CLEARING HURDLES
Riley points to continued excellence by J’can youngsters in obstacle event
FOR THE third year in a row, the ISSA/GraceKennedy Boys and Girls’ Athletics Championships’ Class Two 100metre hurdles record has fallen.
On Saturday, March 30, Ackera Nugent of Excelsior High School advanced the standard to 12.91 seconds. Her victory and high levels of participation in hurdling events has Excelsior head coach David Riley seeing bright days ahead.
“You can’t bank on hurdles, but when your top hurdler comes through, it’s great, and we continue to develop in that area”, Riley reviewed after Nugent had sped home in 12.91 seconds to rewrite the mark set last year by Ray-Donna Lee of Hydel High at 12.95.
“We do have the technical expertise, and it’s good that a lot more coaches are coaching the event and more athletes are being exposed,” he said of his Excelsior coaching staff and of Jamaica in general.
The victory marked a remarkable rise for Nugent, who had not won at Champs before. Confident after gaining a silver medal at last year’s Youth Olympics, Nugent had set a world Under-18 best of 12.87 seconds earlier this season. Before Saturday, her best Champs result was silver in the 2017 Class Three 800-metre hurdles behind St Jago’s Crystal Morrison.
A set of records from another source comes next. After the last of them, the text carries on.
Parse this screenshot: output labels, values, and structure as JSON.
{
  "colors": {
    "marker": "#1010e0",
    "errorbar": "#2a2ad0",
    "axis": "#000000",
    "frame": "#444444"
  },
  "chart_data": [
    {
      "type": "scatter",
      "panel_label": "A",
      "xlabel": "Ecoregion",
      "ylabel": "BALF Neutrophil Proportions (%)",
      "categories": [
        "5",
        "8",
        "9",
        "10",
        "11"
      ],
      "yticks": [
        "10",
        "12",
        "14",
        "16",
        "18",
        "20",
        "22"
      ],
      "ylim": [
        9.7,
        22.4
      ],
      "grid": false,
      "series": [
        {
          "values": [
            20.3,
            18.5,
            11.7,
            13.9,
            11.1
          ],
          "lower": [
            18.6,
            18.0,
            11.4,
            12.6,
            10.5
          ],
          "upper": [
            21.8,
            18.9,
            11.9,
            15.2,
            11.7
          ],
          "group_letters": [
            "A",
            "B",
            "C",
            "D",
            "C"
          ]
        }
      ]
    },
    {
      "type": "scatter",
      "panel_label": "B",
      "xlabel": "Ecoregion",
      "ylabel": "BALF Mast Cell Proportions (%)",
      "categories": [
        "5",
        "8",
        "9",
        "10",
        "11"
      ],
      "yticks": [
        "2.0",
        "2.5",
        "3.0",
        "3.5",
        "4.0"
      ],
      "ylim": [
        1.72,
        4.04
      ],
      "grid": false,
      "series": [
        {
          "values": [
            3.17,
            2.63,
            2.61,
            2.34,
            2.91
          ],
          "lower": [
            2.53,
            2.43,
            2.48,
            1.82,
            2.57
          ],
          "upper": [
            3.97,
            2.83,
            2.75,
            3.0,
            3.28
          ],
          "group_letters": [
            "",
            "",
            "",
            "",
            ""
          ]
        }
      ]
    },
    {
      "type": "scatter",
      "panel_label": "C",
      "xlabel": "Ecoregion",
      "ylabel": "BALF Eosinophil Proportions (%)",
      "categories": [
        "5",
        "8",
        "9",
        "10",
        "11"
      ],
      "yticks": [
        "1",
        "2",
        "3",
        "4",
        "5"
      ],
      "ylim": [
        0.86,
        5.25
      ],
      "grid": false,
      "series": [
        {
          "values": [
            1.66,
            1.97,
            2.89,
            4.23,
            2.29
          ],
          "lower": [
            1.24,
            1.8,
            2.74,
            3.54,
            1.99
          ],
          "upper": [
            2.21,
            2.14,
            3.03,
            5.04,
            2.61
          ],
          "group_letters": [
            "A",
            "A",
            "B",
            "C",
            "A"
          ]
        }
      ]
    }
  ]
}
Morrison was second to the Douglas Williams-coached Nugent in Saturday’s record race.
PARTICIPATION SURGE
Reminded that Brittany Anderson, then of Vere Technical High School, set the record at 13.04 seconds in 2017, Riley agreed that the movement means Jamaica is on the move in the sprint hurdles.
“Yes, and most of these kids don’t have a full flight of hurdles to train with, you know, so hurdle endurance is not something that they practise a lot and so it’s all positive, all positive stuff.”
Riley pinpointed a surge in participation in hurdles by the boys.
“That just speaks to the number of persons that are participating and once you have numbers, you must have somebody rising to the top.”
The continued surge saw Vashaun Vascianna of St Jago High School lowering his own Class Two 110-metre hurdles record to 13.26 seconds, and Wayne Pinnock of Kingston College clipping the Class One record down to 13.06 seconds. In addition, all seven of the Boys and Girls’ Championships sprinthurdling records were broken in 2017.
Each of the records for boys were shifted in 2018, with Pinnock’s fine performance advancing the Class One record for the third time in a row, as Calabar’s Dejour Russell had moved the record to 13.21 in 2017 and 13.10 seconds in 2018.